One of the things that's interesting to me is the resources available at the time - in terms of help.
With a game like this now (Say, the excellent Thimbleweed Park - you played it, right?), if you get truly, epically stuck, there's a walk-through no more than a few clicks away. And you'll probably admit defeat and go there after a few hours.
When I picked DoTT up (a few seconds after release ;) ), no such thing. You were in it alone. Maybe there was a magazine write in for hints, and if you were lucky you knew a guy on a BBS, but other than that, you were on your own. That made the puzzles so much sweeter when you got them.
> When I picked DoTT up (a few seconds after release ;) ), no such thing. You were in it alone. Maybe there was a magazine write in for hints, and if you were lucky you knew a guy on a BBS, but other than that, you were on your own. That made the puzzles so much sweeter when you got them.
Completely agree. Unlike today, there was really no alternative to really thinking "deep" and trying to figure something out on your own. If push really came to shove, you went to the local bookstore and hopefully they had a magazine or guide available. I miss those times. :)
On one hand, I don't 100% miss those times unless I can have as much spare time as I did aged 14 to spend walking round a game without necessarily progressing.
(It helped that I only got a new commercial game every few months and maybe a couple of mostly short shareware games, so plenty of time to explore each one. Now I have a massive backlog of unplayed Steam games and still keep buying more.)
But not having hints and walkthroughs to fall back on definitely enhanced how much attention I paid to the game. I replayed various Lucasarts games from my teenage years recently and remembered a little bit from each section of each game, until I got halfway through Grim Fandango.
I knew I'd finished it before but the last two or three areas seemed completely unfamiliar, I think because I first bought it in the UHS Hints era, looked a hint up halfway through, and started leaning way too heavily on hints for the rest of the game.
The flipside is of course that some of those games were near impossible without some kind of hint. The old Hitchhiker's Guide game is the one that comes to mind for me. I read all of the books multiple times as a kid but never got more than halfway through the game. It was just plain cruel to the player.

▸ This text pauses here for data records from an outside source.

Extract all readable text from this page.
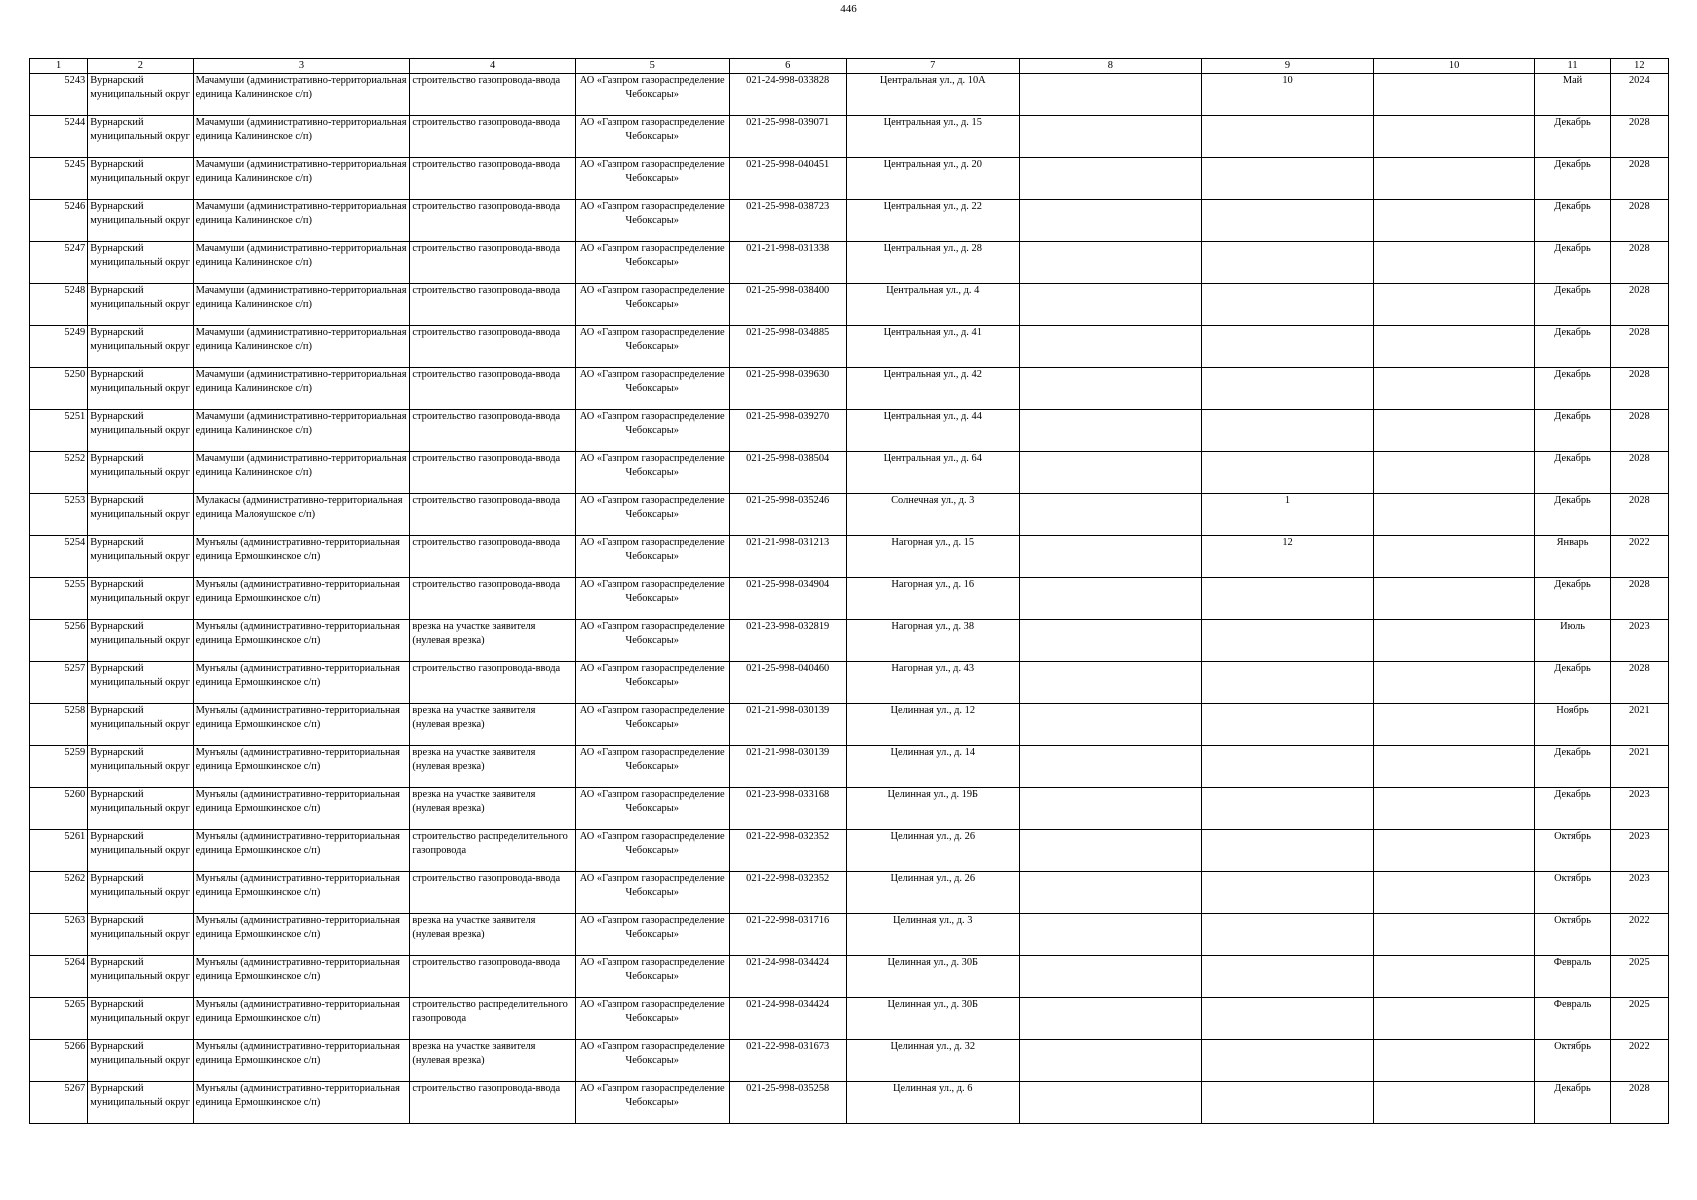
446
1	2	3	4	5	6	7	8	9	10	11	12

5243	Вурнарский муниципальный округ	Мачамуши (административно-территориальная единица Калининское с/п)	строительство газопровода-ввода	АО «Газпром газораспределение Чебоксары»	021-24-998-033828	Центральная ул., д. 10А		10		Май	2024

5244	Вурнарский муниципальный округ	Мачамуши (административно-территориальная единица Калининское с/п)	строительство газопровода-ввода	АО «Газпром газораспределение Чебоксары»	021-25-998-039071	Центральная ул., д. 15				Декабрь	2028

5245	Вурнарский муниципальный округ	Мачамуши (административно-территориальная единица Калининское с/п)	строительство газопровода-ввода	АО «Газпром газораспределение Чебоксары»	021-25-998-040451	Центральная ул., д. 20				Декабрь	2028

5246	Вурнарский муниципальный округ	Мачамуши (административно-территориальная единица Калининское с/п)	строительство газопровода-ввода	АО «Газпром газораспределение Чебоксары»	021-25-998-038723	Центральная ул., д. 22				Декабрь	2028

5247	Вурнарский муниципальный округ	Мачамуши (административно-территориальная единица Калининское с/п)	строительство газопровода-ввода	АО «Газпром газораспределение Чебоксары»	021-21-998-031338	Центральная ул., д. 28				Декабрь	2028

5248	Вурнарский муниципальный округ	Мачамуши (административно-территориальная единица Калининское с/п)	строительство газопровода-ввода	АО «Газпром газораспределение Чебоксары»	021-25-998-038400	Центральная ул., д. 4				Декабрь	2028

5249	Вурнарский муниципальный округ	Мачамуши (административно-территориальная единица Калининское с/п)	строительство газопровода-ввода	АО «Газпром газораспределение Чебоксары»	021-25-998-034885	Центральная ул., д. 41				Декабрь	2028

5250	Вурнарский муниципальный округ	Мачамуши (административно-территориальная единица Калининское с/п)	строительство газопровода-ввода	АО «Газпром газораспределение Чебоксары»	021-25-998-039630	Центральная ул., д. 42				Декабрь	2028

5251	Вурнарский муниципальный округ	Мачамуши (административно-территориальная единица Калининское с/п)	строительство газопровода-ввода	АО «Газпром газораспределение Чебоксары»	021-25-998-039270	Центральная ул., д. 44				Декабрь	2028

5252	Вурнарский муниципальный округ	Мачамуши (административно-территориальная единица Калининское с/п)	строительство газопровода-ввода	АО «Газпром газораспределение Чебоксары»	021-25-998-038504	Центральная ул., д. 64				Декабрь	2028

5253	Вурнарский муниципальный округ	Мулакасы (административно-территориальная единица Малояушское с/п)	строительство газопровода-ввода	АО «Газпром газораспределение Чебоксары»	021-25-998-035246	Солнечная ул., д. 3		1		Декабрь	2028

5254	Вурнарский муниципальный округ	Мунъялы (административно-территориальная единица Ермошкинское с/п)	строительство газопровода-ввода	АО «Газпром газораспределение Чебоксары»	021-21-998-031213	Нагорная ул., д. 15		12		Январь	2022

5255	Вурнарский муниципальный округ	Мунъялы (административно-территориальная единица Ермошкинское с/п)	строительство газопровода-ввода	АО «Газпром газораспределение Чебоксары»	021-25-998-034904	Нагорная ул., д. 16				Декабрь	2028

5256	Вурнарский муниципальный округ	Мунъялы (административно-территориальная единица Ермошкинское с/п)	врезка на участке заявителя (нулевая врезка)	АО «Газпром газораспределение Чебоксары»	021-23-998-032819	Нагорная ул., д. 38				Июль	2023

5257	Вурнарский муниципальный округ	Мунъялы (административно-территориальная единица Ермошкинское с/п)	строительство газопровода-ввода	АО «Газпром газораспределение Чебоксары»	021-25-998-040460	Нагорная ул., д. 43				Декабрь	2028

5258	Вурнарский муниципальный округ	Мунъялы (административно-территориальная единица Ермошкинское с/п)	врезка на участке заявителя (нулевая врезка)	АО «Газпром газораспределение Чебоксары»	021-21-998-030139	Целинная ул., д. 12				Ноябрь	2021

5259	Вурнарский муниципальный округ	Мунъялы (административно-территориальная единица Ермошкинское с/п)	врезка на участке заявителя (нулевая врезка)	АО «Газпром газораспределение Чебоксары»	021-21-998-030139	Целинная ул., д. 14				Декабрь	2021

5260	Вурнарский муниципальный округ	Мунъялы (административно-территориальная единица Ермошкинское с/п)	врезка на участке заявителя (нулевая врезка)	АО «Газпром газораспределение Чебоксары»	021-23-998-033168	Целинная ул., д. 19Б				Декабрь	2023

5261	Вурнарский муниципальный округ	Мунъялы (административно-территориальная единица Ермошкинское с/п)	строительство распределительного газопровода	АО «Газпром газораспределение Чебоксары»	021-22-998-032352	Целинная ул., д. 26				Октябрь	2023

5262	Вурнарский муниципальный округ	Мунъялы (административно-территориальная единица Ермошкинское с/п)	строительство газопровода-ввода	АО «Газпром газораспределение Чебоксары»	021-22-998-032352	Целинная ул., д. 26				Октябрь	2023

5263	Вурнарский муниципальный округ	Мунъялы (административно-территориальная единица Ермошкинское с/п)	врезка на участке заявителя (нулевая врезка)	АО «Газпром газораспределение Чебоксары»	021-22-998-031716	Целинная ул., д. 3				Октябрь	2022

5264	Вурнарский муниципальный округ	Мунъялы (административно-территориальная единица Ермошкинское с/п)	строительство газопровода-ввода	АО «Газпром газораспределение Чебоксары»	021-24-998-034424	Целинная ул., д. 30Б				Февраль	2025

5265	Вурнарский муниципальный округ	Мунъялы (административно-территориальная единица Ермошкинское с/п)	строительство распределительного газопровода	АО «Газпром газораспределение Чебоксары»	021-24-998-034424	Целинная ул., д. 30Б				Февраль	2025

5266	Вурнарский муниципальный округ	Мунъялы (административно-территориальная единица Ермошкинское с/п)	врезка на участке заявителя (нулевая врезка)	АО «Газпром газораспределение Чебоксары»	021-22-998-031673	Целинная ул., д. 32				Октябрь	2022

5267	Вурнарский муниципальный округ	Мунъялы (административно-территориальная единица Ермошкинское с/п)	строительство газопровода-ввода	АО «Газпром газораспределение Чебоксары»	021-25-998-035258	Целинная ул., д. 6				Декабрь	2028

Day of the Tentacle even includes its own hint line as a part of a puzzle!
(LucasArts had 1-800-STAR-WARS set up as its hint line. It still plays as an obvious Star Wars joke in the game today, but for kids that were familiar with the hint line it was much more on-the-nose joke about bothering your parents to call for a hint.)
One Chanukah I bought my brother Ocarina of Time for N64 and the guide book. I gave him the game on day one and book on day eight, so he had to struggle through eight days without hints. I thought it was both evil and brilliant, although I might be biased.
Yeah, walkthroughs whether on the Internet or old dial-ups BBSes, have been around since the invention of the adventure game, or at least the Leisure Suit Larry series.
With a game like this now (Say, the excellent Thimbleweed Park - you played it, right?), if you get truly, epically stuck, there's a walk-through no more than a few clicks away. And you'll probably admit defeat and go there after a few hours.
When I picked DoTT up (a few seconds after release ;) ), no such thing. You were in it alone. Maybe there was a magazine write in for hints, and if you were lucky you knew a guy on a BBS, but other than that, you were on your own. That made the puzzles so much sweeter when you got them.